In the 1960s, 1970s, and on into the 1980s, international terrorists—including Middle Easterners, as well as Western leftist radicals who were still active then—periodically seized headlines and public attention, in the United States as well as Europe. They most often did so by seizing hostages and threatening to kill or otherwise harm them if certain demands, often relating to release of previously captured terrorists, were not met. Sometimes the hostage-taking occurred on the ground, such as with the takeover of a meeting of OPEC leaders in Vienna in 1975. Sometimes it was accomplished by hijacking a commercial airliner along with its passengers and crew. Some of the hostage-taking incidents became extended dramas that played out over days. One that involved Americans, for example, was the hijacking by members of Lebanese Hezballah of TWA Flight 847 in 1985. The hostages were held (and one of them killed) during three days in the plane while it crisscrossed the Mediterranean and then for another two weeks in Lebanon before they were released.

Groups that employed such tactics were using them as theater. Getting their demands, such as release of incarcerated comrades, met was surely a plus for them, but at least as important was the impact on larger audiences, in the sense either of intimidation or of getting attention for a cause. Brian Jenkins, one of America's earliest genuine experts on terrorism, summed up this principle with the observation, “Terrorists want a lot of people watching, not a lot of people dead.”

After enough of these incidents, there arose a general awareness among officials and the media that anything that increased attention to these incidents and enhanced their dramatic appeal was, intentionally or not, serving the purposes of the terrorists. There was much soul-searching by the press about this. There was not really a school solution that was developed and adopted; even the most responsible news organization cannot completely self-censor coverage of what is still a genuine news event. But at least there was awareness and discussion of the interests at stake, and some effort to find ways to minimize the harm of giving free publicity to terrorists.

Further evolution of terrorist tactics over the next couple of decades saw a shift away from capturing people to threaten to kill them and toward operations that killed people straightaway. 9/11 was not the start of this trend but was the most spectacular and deadly example of it. Jenkins's observation remained partly correct in that terrorists still wanted a lot of people watching, but killing a lot of people was the way of getting other people to watch. Countering terrorism (by the government) and covering it (by the press) became focused on bombs suddenly going off without warning. Awareness of the issues and interests involved in hostage situations atrophied.

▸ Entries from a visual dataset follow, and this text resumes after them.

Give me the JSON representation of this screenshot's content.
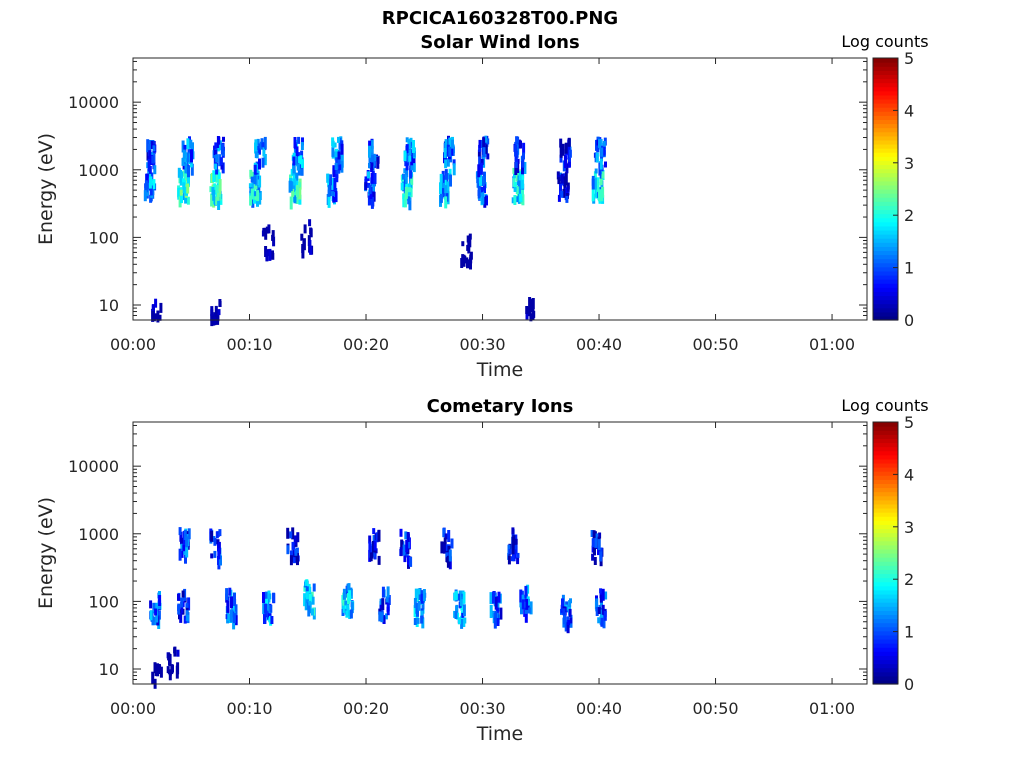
{
  "figure": {
    "title": "RPCICA160328T00.PNG"
  },
  "colormap": [
    "#00007f",
    "#0000ff",
    "#007fff",
    "#00ffff",
    "#7fff7f",
    "#ffff00",
    "#ff7f00",
    "#ff0000",
    "#7f0000"
  ],
  "chart_data": [
    {
      "type": "heatmap",
      "title": "Solar Wind Ions",
      "xlabel": "Time",
      "ylabel": "Energy (eV)",
      "colorbar_label": "Log counts",
      "x_ticks": [
        "00:00",
        "00:10",
        "00:20",
        "00:30",
        "00:40",
        "00:50",
        "01:00"
      ],
      "y_ticks": [
        "10",
        "100",
        "1000",
        "10000"
      ],
      "colorbar_ticks": [
        "0",
        "1",
        "2",
        "3",
        "4",
        "5"
      ],
      "xlim_minutes": [
        0,
        63
      ],
      "ylim_ev": [
        6,
        45000
      ],
      "y_scale": "log",
      "clim": [
        0,
        5
      ],
      "clusters": [
        {
          "t": 1.3,
          "e": 650,
          "v": 1.9
        },
        {
          "t": 1.5,
          "e": 1900,
          "v": 1.5
        },
        {
          "t": 4.2,
          "e": 650,
          "v": 2.6
        },
        {
          "t": 4.6,
          "e": 1900,
          "v": 1.8
        },
        {
          "t": 7.0,
          "e": 650,
          "v": 2.7
        },
        {
          "t": 7.2,
          "e": 1900,
          "v": 1.7
        },
        {
          "t": 10.4,
          "e": 650,
          "v": 2.3
        },
        {
          "t": 10.8,
          "e": 1900,
          "v": 1.9
        },
        {
          "t": 13.8,
          "e": 650,
          "v": 2.5
        },
        {
          "t": 14.0,
          "e": 1900,
          "v": 1.9
        },
        {
          "t": 17.0,
          "e": 650,
          "v": 1.8
        },
        {
          "t": 17.4,
          "e": 1900,
          "v": 1.8
        },
        {
          "t": 20.2,
          "e": 650,
          "v": 1.7
        },
        {
          "t": 20.5,
          "e": 1900,
          "v": 1.6
        },
        {
          "t": 23.4,
          "e": 650,
          "v": 2.3
        },
        {
          "t": 23.6,
          "e": 1900,
          "v": 1.8
        },
        {
          "t": 26.7,
          "e": 650,
          "v": 2.1
        },
        {
          "t": 27.0,
          "e": 1900,
          "v": 1.6
        },
        {
          "t": 29.8,
          "e": 650,
          "v": 1.7
        },
        {
          "t": 30.0,
          "e": 1900,
          "v": 1.5
        },
        {
          "t": 32.9,
          "e": 650,
          "v": 2.4
        },
        {
          "t": 33.1,
          "e": 1900,
          "v": 1.6
        },
        {
          "t": 36.8,
          "e": 650,
          "v": 1.4
        },
        {
          "t": 37.0,
          "e": 1900,
          "v": 1.3
        },
        {
          "t": 39.8,
          "e": 650,
          "v": 2.3
        },
        {
          "t": 40.0,
          "e": 1900,
          "v": 1.8
        },
        {
          "t": 2.0,
          "e": 8,
          "v": 0.5
        },
        {
          "t": 7.0,
          "e": 8,
          "v": 0.5
        },
        {
          "t": 34.0,
          "e": 8,
          "v": 0.5
        },
        {
          "t": 14.8,
          "e": 120,
          "v": 0.6
        },
        {
          "t": 11.5,
          "e": 95,
          "v": 0.5
        },
        {
          "t": 28.5,
          "e": 70,
          "v": 0.5
        }
      ]
    },
    {
      "type": "heatmap",
      "title": "Cometary Ions",
      "xlabel": "Time",
      "ylabel": "Energy (eV)",
      "colorbar_label": "Log counts",
      "x_ticks": [
        "00:00",
        "00:10",
        "00:20",
        "00:30",
        "00:40",
        "00:50",
        "01:00"
      ],
      "y_ticks": [
        "10",
        "100",
        "1000",
        "10000"
      ],
      "colorbar_ticks": [
        "0",
        "1",
        "2",
        "3",
        "4",
        "5"
      ],
      "xlim_minutes": [
        0,
        63
      ],
      "ylim_ev": [
        6,
        45000
      ],
      "y_scale": "log",
      "clim": [
        0,
        5
      ],
      "clusters": [
        {
          "t": 1.8,
          "e": 85,
          "v": 1.7
        },
        {
          "t": 4.2,
          "e": 95,
          "v": 1.4
        },
        {
          "t": 8.3,
          "e": 95,
          "v": 1.8
        },
        {
          "t": 11.5,
          "e": 90,
          "v": 1.9
        },
        {
          "t": 15.0,
          "e": 130,
          "v": 2.3
        },
        {
          "t": 18.3,
          "e": 120,
          "v": 2.2
        },
        {
          "t": 21.5,
          "e": 100,
          "v": 1.6
        },
        {
          "t": 24.5,
          "e": 95,
          "v": 2.0
        },
        {
          "t": 27.9,
          "e": 90,
          "v": 1.9
        },
        {
          "t": 31.0,
          "e": 95,
          "v": 1.6
        },
        {
          "t": 33.6,
          "e": 120,
          "v": 1.8
        },
        {
          "t": 37.1,
          "e": 80,
          "v": 1.6
        },
        {
          "t": 40.0,
          "e": 95,
          "v": 1.5
        },
        {
          "t": 4.3,
          "e": 750,
          "v": 1.6
        },
        {
          "t": 7.0,
          "e": 750,
          "v": 1.4
        },
        {
          "t": 13.6,
          "e": 750,
          "v": 1.2
        },
        {
          "t": 20.6,
          "e": 750,
          "v": 1.2
        },
        {
          "t": 23.3,
          "e": 750,
          "v": 1.3
        },
        {
          "t": 26.8,
          "e": 750,
          "v": 1.2
        },
        {
          "t": 32.5,
          "e": 750,
          "v": 1.2
        },
        {
          "t": 39.7,
          "e": 750,
          "v": 1.2
        },
        {
          "t": 2.0,
          "e": 8,
          "v": 0.5
        },
        {
          "t": 3.3,
          "e": 14,
          "v": 0.5
        }
      ]
    }
  ]
}
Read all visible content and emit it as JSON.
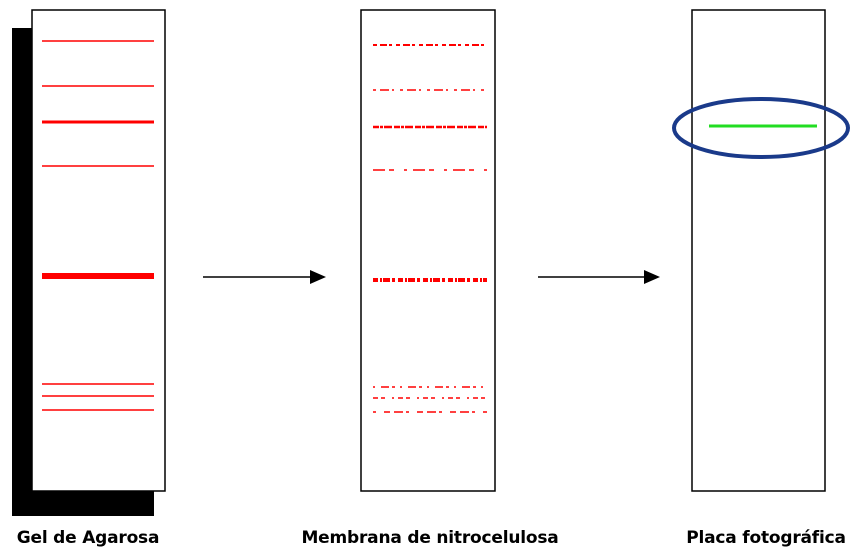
{
  "panels": [
    {
      "id": "gel",
      "label": "Gel de Agarosa"
    },
    {
      "id": "membrane",
      "label": "Membrana de nitrocelulosa"
    },
    {
      "id": "plate",
      "label": "Placa fotográfica"
    }
  ],
  "colors": {
    "band": "#ff0000",
    "detected_band": "#22dd22",
    "highlight_ring": "#1a3a8a",
    "shadow": "#000000",
    "outline": "#000000"
  },
  "icons": [
    "arrow-right-icon",
    "arrow-right-icon",
    "ellipse-highlight-icon"
  ]
}
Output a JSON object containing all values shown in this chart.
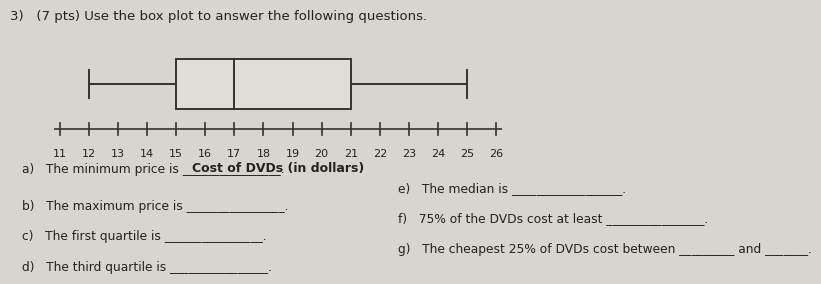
{
  "title_line1": "3)   (7 pts) Use the box plot to answer the following questions.",
  "xlabel": "Cost of DVDs (in dollars)",
  "x_min": 11,
  "x_max": 26,
  "whisker_low": 12,
  "q1": 15,
  "median": 17,
  "q3": 21,
  "whisker_high": 25,
  "box_color": "#e0dcd6",
  "box_edge_color": "#333333",
  "line_color": "#333333",
  "text_color": "#222222",
  "bg_color": "#d8d4ce",
  "questions_left": [
    "a)   The minimum price is ________________.",
    "b)   The maximum price is ________________.",
    "c)   The first quartile is ________________.",
    "d)   The third quartile is ________________."
  ],
  "questions_right_e": "e)   The median is __________________.",
  "questions_right_f": "f)   75% of the DVDs cost at least ________________.",
  "questions_right_g": "g)   The cheapest 25% of DVDs cost between _________ and _______.",
  "title_fontsize": 9.5,
  "label_fontsize": 9,
  "question_fontsize": 8.8
}
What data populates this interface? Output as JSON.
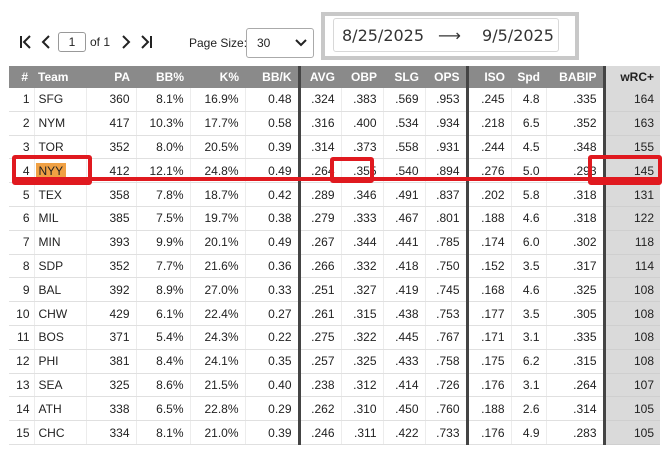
{
  "pager": {
    "page": "1",
    "of_text": "of 1",
    "page_size_label": "Page Size:",
    "page_size": "30"
  },
  "date_range": {
    "start": "8/25/2025",
    "arrow": "⟶",
    "end": "9/5/2025"
  },
  "table": {
    "headers": [
      "#",
      "Team",
      "PA",
      "BB%",
      "K%",
      "BB/K",
      "AVG",
      "OBP",
      "SLG",
      "OPS",
      "ISO",
      "Spd",
      "BABIP",
      "wRC+"
    ],
    "rows": [
      [
        "1",
        "SFG",
        "360",
        "8.1%",
        "16.9%",
        "0.48",
        ".324",
        ".383",
        ".569",
        ".953",
        ".245",
        "4.8",
        ".335",
        "164"
      ],
      [
        "2",
        "NYM",
        "417",
        "10.3%",
        "17.7%",
        "0.58",
        ".316",
        ".400",
        ".534",
        ".934",
        ".218",
        "6.5",
        ".352",
        "163"
      ],
      [
        "3",
        "TOR",
        "352",
        "8.0%",
        "20.5%",
        "0.39",
        ".314",
        ".373",
        ".558",
        ".931",
        ".244",
        "4.5",
        ".348",
        "155"
      ],
      [
        "4",
        "NYY",
        "412",
        "12.1%",
        "24.8%",
        "0.49",
        ".264",
        ".355",
        ".540",
        ".894",
        ".276",
        "5.0",
        ".293",
        "145"
      ],
      [
        "5",
        "TEX",
        "358",
        "7.8%",
        "18.7%",
        "0.42",
        ".289",
        ".346",
        ".491",
        ".837",
        ".202",
        "5.8",
        ".318",
        "131"
      ],
      [
        "6",
        "MIL",
        "385",
        "7.5%",
        "19.7%",
        "0.38",
        ".279",
        ".333",
        ".467",
        ".801",
        ".188",
        "4.6",
        ".318",
        "122"
      ],
      [
        "7",
        "MIN",
        "393",
        "9.9%",
        "20.1%",
        "0.49",
        ".267",
        ".344",
        ".441",
        ".785",
        ".174",
        "6.0",
        ".302",
        "118"
      ],
      [
        "8",
        "SDP",
        "352",
        "7.7%",
        "21.6%",
        "0.36",
        ".266",
        ".332",
        ".418",
        ".750",
        ".152",
        "3.5",
        ".317",
        "114"
      ],
      [
        "9",
        "BAL",
        "392",
        "8.9%",
        "27.0%",
        "0.33",
        ".251",
        ".327",
        ".419",
        ".745",
        ".168",
        "4.6",
        ".325",
        "108"
      ],
      [
        "10",
        "CHW",
        "429",
        "6.1%",
        "22.4%",
        "0.27",
        ".261",
        ".315",
        ".438",
        ".753",
        ".177",
        "3.5",
        ".305",
        "108"
      ],
      [
        "11",
        "BOS",
        "371",
        "5.4%",
        "24.3%",
        "0.22",
        ".275",
        ".322",
        ".445",
        ".767",
        ".171",
        "3.1",
        ".335",
        "108"
      ],
      [
        "12",
        "PHI",
        "381",
        "8.4%",
        "24.1%",
        "0.35",
        ".257",
        ".325",
        ".433",
        ".758",
        ".175",
        "6.2",
        ".315",
        "108"
      ],
      [
        "13",
        "SEA",
        "325",
        "8.6%",
        "21.5%",
        "0.40",
        ".238",
        ".312",
        ".414",
        ".726",
        ".176",
        "3.1",
        ".264",
        "107"
      ],
      [
        "14",
        "ATH",
        "338",
        "6.5%",
        "22.8%",
        "0.29",
        ".262",
        ".310",
        ".450",
        ".760",
        ".188",
        "2.6",
        ".314",
        "105"
      ],
      [
        "15",
        "CHC",
        "334",
        "8.1%",
        "21.0%",
        "0.39",
        ".246",
        ".311",
        ".422",
        ".733",
        ".176",
        "4.9",
        ".283",
        "105"
      ]
    ]
  },
  "highlight": {
    "team_row_index": 3,
    "team_highlight_color": "#f0a144",
    "annotation_color": "#e0191f"
  },
  "colors": {
    "header_bg": "#8a8a8a",
    "wrc_col_bg": "#dadada"
  }
}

Now the group sometimes known as ISIS represents a further turn in terrorist groups' tactics. This is partly a matter of the use of armed force to capture and hold territory, but what has captured our collective attention at least as much is the serial drama of the group's hostages being individually threatened with death, and some of those threats being carried out—a drama being served up in slick videotaped fashion to milk as much publicity as possible from it. We, the public, and the media have responded by being duly fascinated and horrified and by being stimulated by the drama to push our policymakers into deeper military engagement in the Middle East. Meanwhile the sort of soul-searching about hostage dramas that was evident three decades ago is hard to find today. The lessons about this sort of thing that were learned back then seem to have been forgotten.

This is one of the ways, though not the only one, in which we have been playing into the hands of ISIS. As with those hostage incidents back in the 1970s and 1980s, the demands terrorists make are not necessarily their main objectives. Although the threats by ISIS to kill more hostages are ostensibly intended to deter Western military action, it is at least as likely that they are intended, as in fact is happening, to stimulate such action—all the better for the group to pose as the chief defender of the Sunni Muslim umma against depredations of the U.S.-led West.

We also serve the group's objectives every time we (including our government or the press) portray the group as ten feet tall and strong enough to warrant something akin to a declaration of war. A specific objective served is to increase the group's allure in the eyes of would-be Western recruits. We even serve those objectives with the way we label the group, with much of the Western press using its preferred name of Islamic State even though we have no interest in suggesting that the group's practices are consistent with Islam or that it is worthy of being recognized as a state. The press does not necessarily refer to other entities by their preferred but non-descriptive names (how many newspaper articles about North Korea do you see that identify it as the Democratic People's Republic of Korea?); why should it do so with this one? At least the U.S. government has wisely been using instead the mundane acronym ISIL.

Just about everyone who expounds on what the United States ought to be doing these days in Syria and Iraq seems to be claiming to be an expert on terrorism. Before making that claim they ought to learn some of those lessons that had been learned 30 years ago.